If too much Adblue is injected into the exhaust, the SCR catalyst can become saturated with ammonia. For a NOx sensor, ammonia and NOx look the same and it reports the wrong amount of NOx in the exhaust stream. When the exhaust Catalyst - DPF - FAP gets clogged with ammonia the ECU-DCU stops dosing and injects Adblue-DEF so the destruction of the catalyst itself becomes inevitable.

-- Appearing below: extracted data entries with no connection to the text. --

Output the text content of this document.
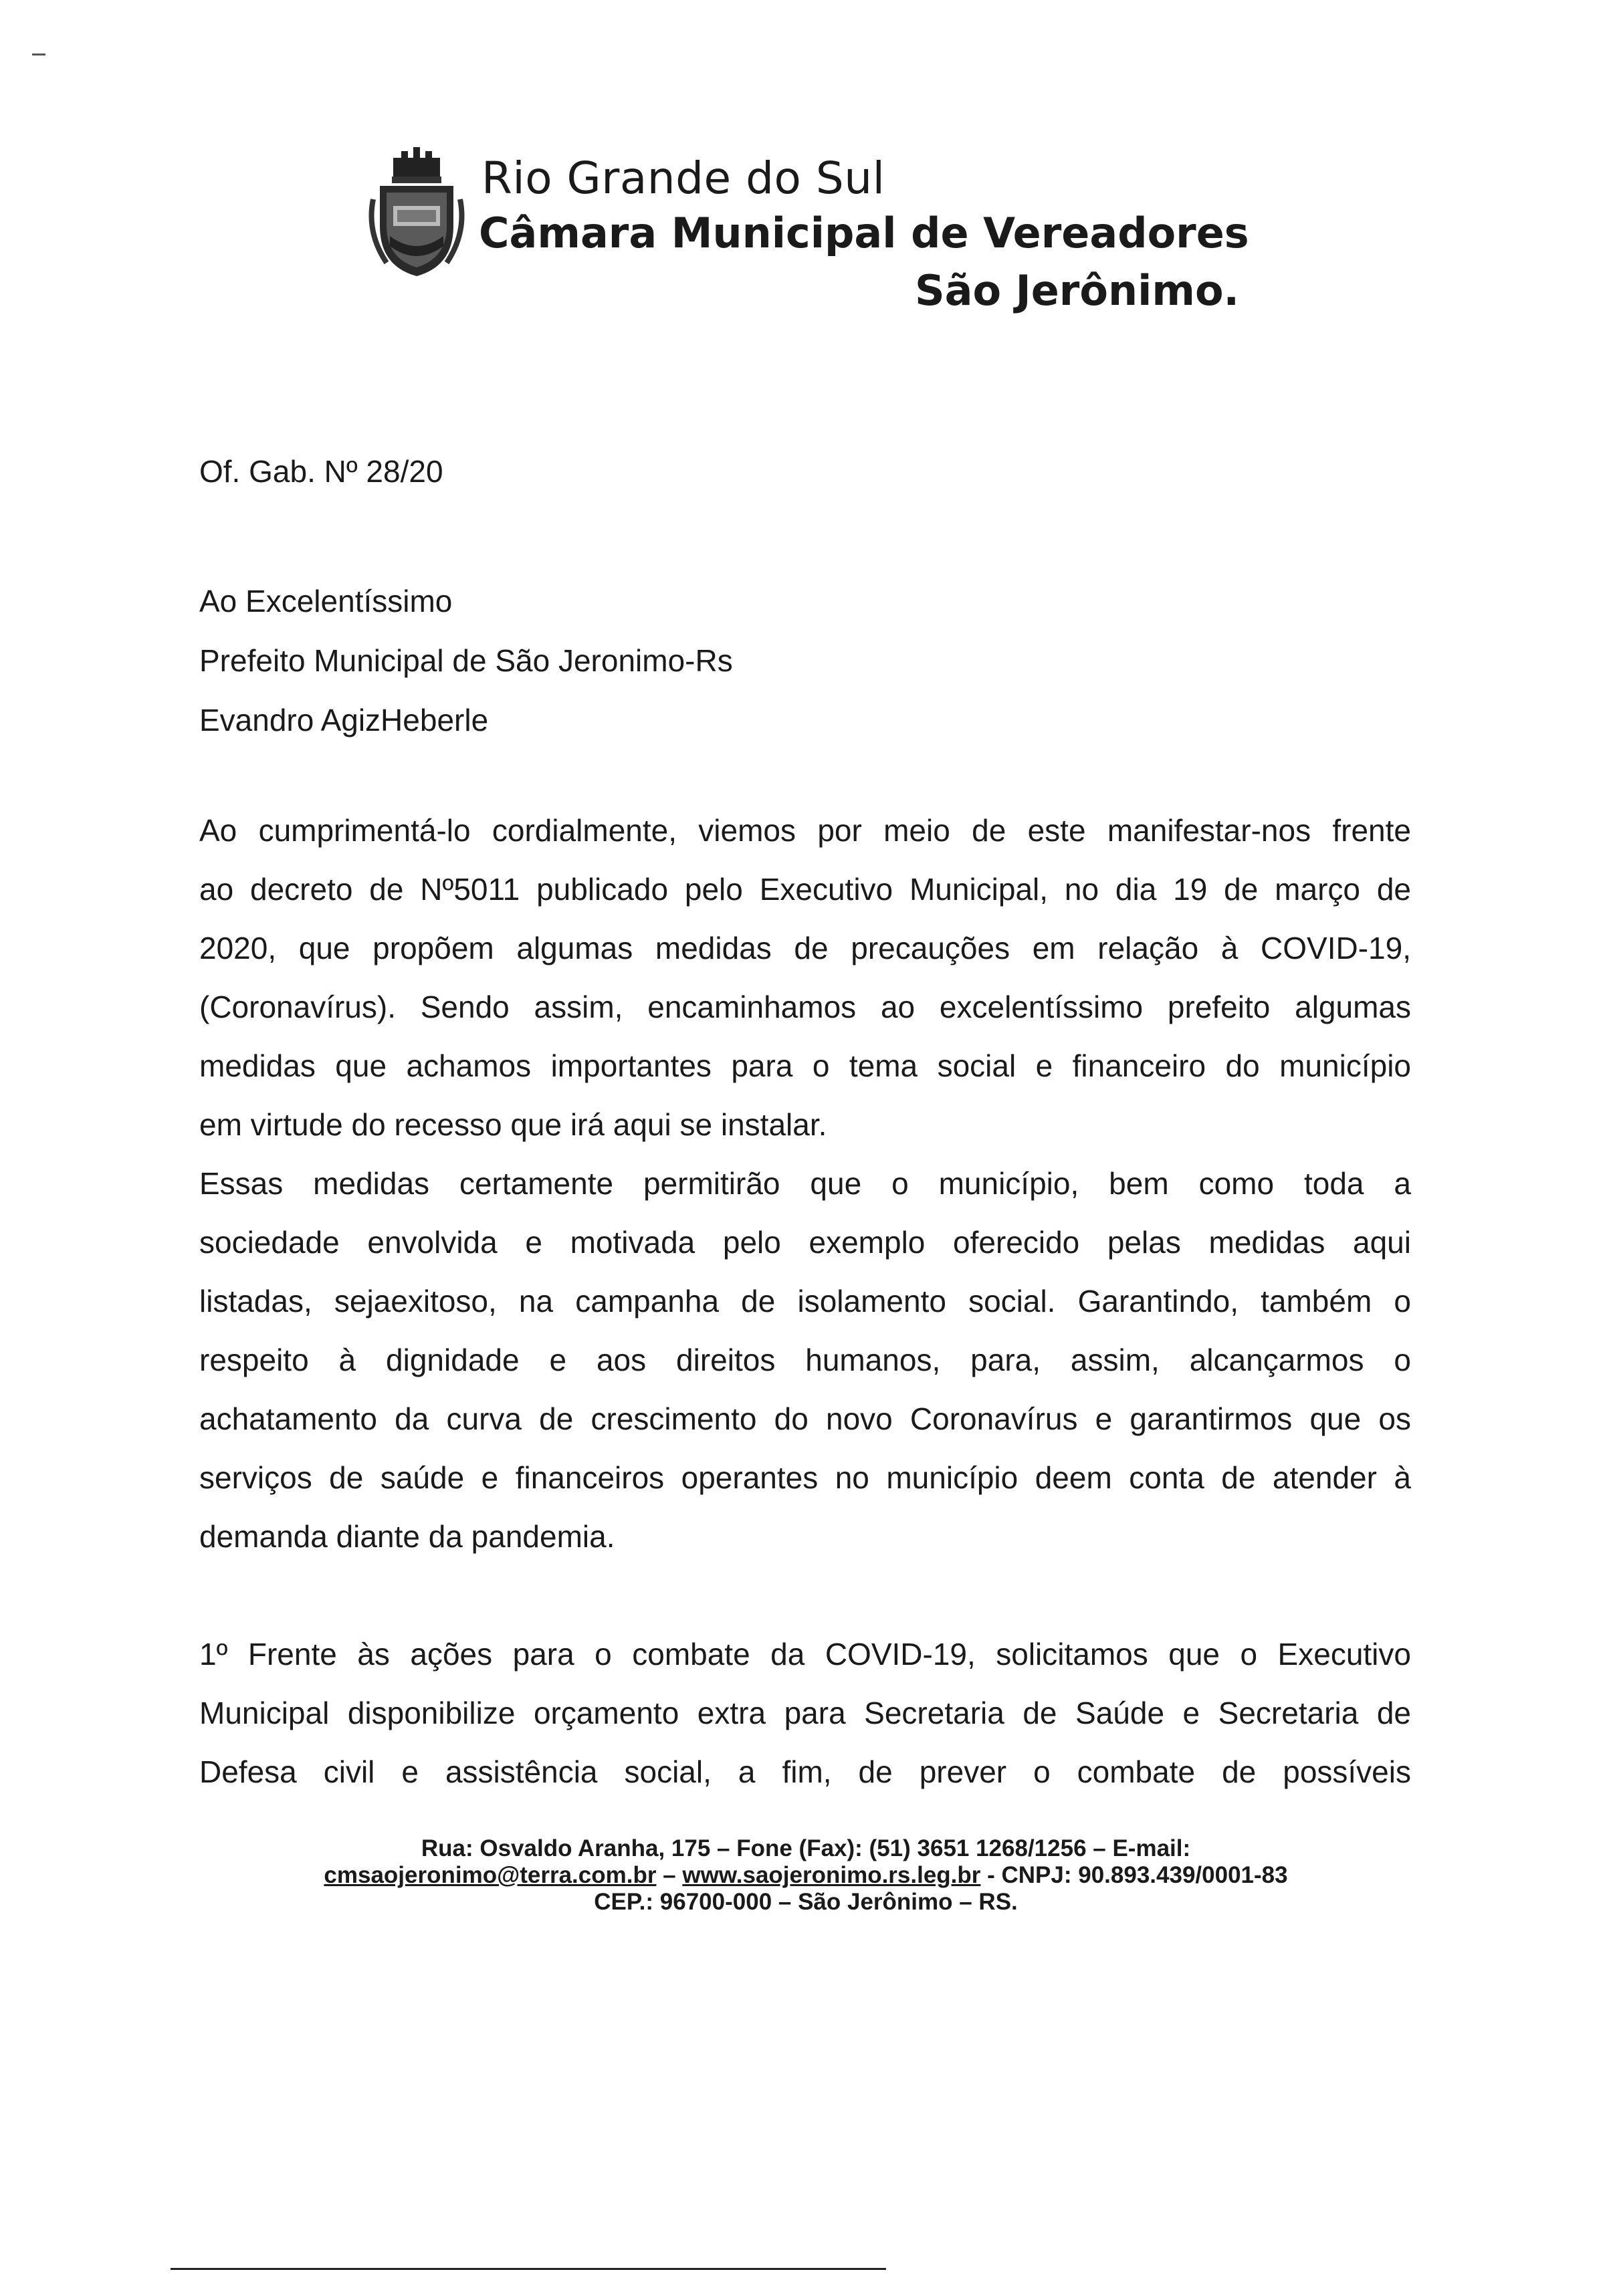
Rio Grande do Sul
Câmara Municipal de Vereadores
São Jerônimo.
Of. Gab. Nº 28/20
Ao Excelentíssimo
Prefeito Municipal de São Jeronimo-Rs
Evandro AgizHeberle
Ao cumprimentá-lo cordialmente, viemos por meio de este manifestar-nos frente
ao decreto de Nº5011 publicado pelo Executivo Municipal, no dia 19 de março de
2020, que propõem algumas medidas de precauções em relação à COVID-19,
(Coronavírus). Sendo assim, encaminhamos ao excelentíssimo prefeito algumas
medidas que achamos importantes para o tema social e financeiro do município
em virtude do recesso que irá aqui se instalar.
Essas medidas certamente permitirão que o município, bem como toda a
sociedade envolvida e motivada pelo exemplo oferecido pelas medidas aqui
listadas, sejaexitoso, na campanha de isolamento social. Garantindo, também o
respeito à dignidade e aos direitos humanos, para, assim, alcançarmos o
achatamento da curva de crescimento do novo Coronavírus e garantirmos que os
serviços de saúde e financeiros operantes no município deem conta de atender à
demanda diante da pandemia.
1º Frente às ações para o combate da COVID-19, solicitamos que o Executivo
Municipal disponibilize orçamento extra para Secretaria de Saúde e Secretaria de
Defesa civil e assistência social, a fim, de prever o combate de possíveis
Rua: Osvaldo Aranha, 175 – Fone (Fax): (51) 3651 1268/1256 – E-mail:
cmsaojeronimo@terra.com.br – www.saojeronimo.rs.leg.br - CNPJ: 90.893.439/0001-83
CEP.: 96700-000 – São Jerônimo – RS.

The sensor itself also fails due to the high temperature in the already damaged and clogged catalytic converter, and replacing the sensor with a new one does not solve the problem.
How is it removed the NOx sensor?
Self-removal of the sensor is not always possible, in many cases, the AdBlue-DEF system should also be removed.

Is NOx Sensor Removal Legal?
There are cases where it is necessary to completely remove the NOx Sensor. Complicated repairs in which to find the problem it is necessary to temporary removal of the NOx Sensor, competition vehicles, special purpose vehicles, etc.

The removal of the NOx Sensor is at the customer's discretion!
Chip Cars offers global software modification services in various countries around the world. The user must consult the legal regulations in their country.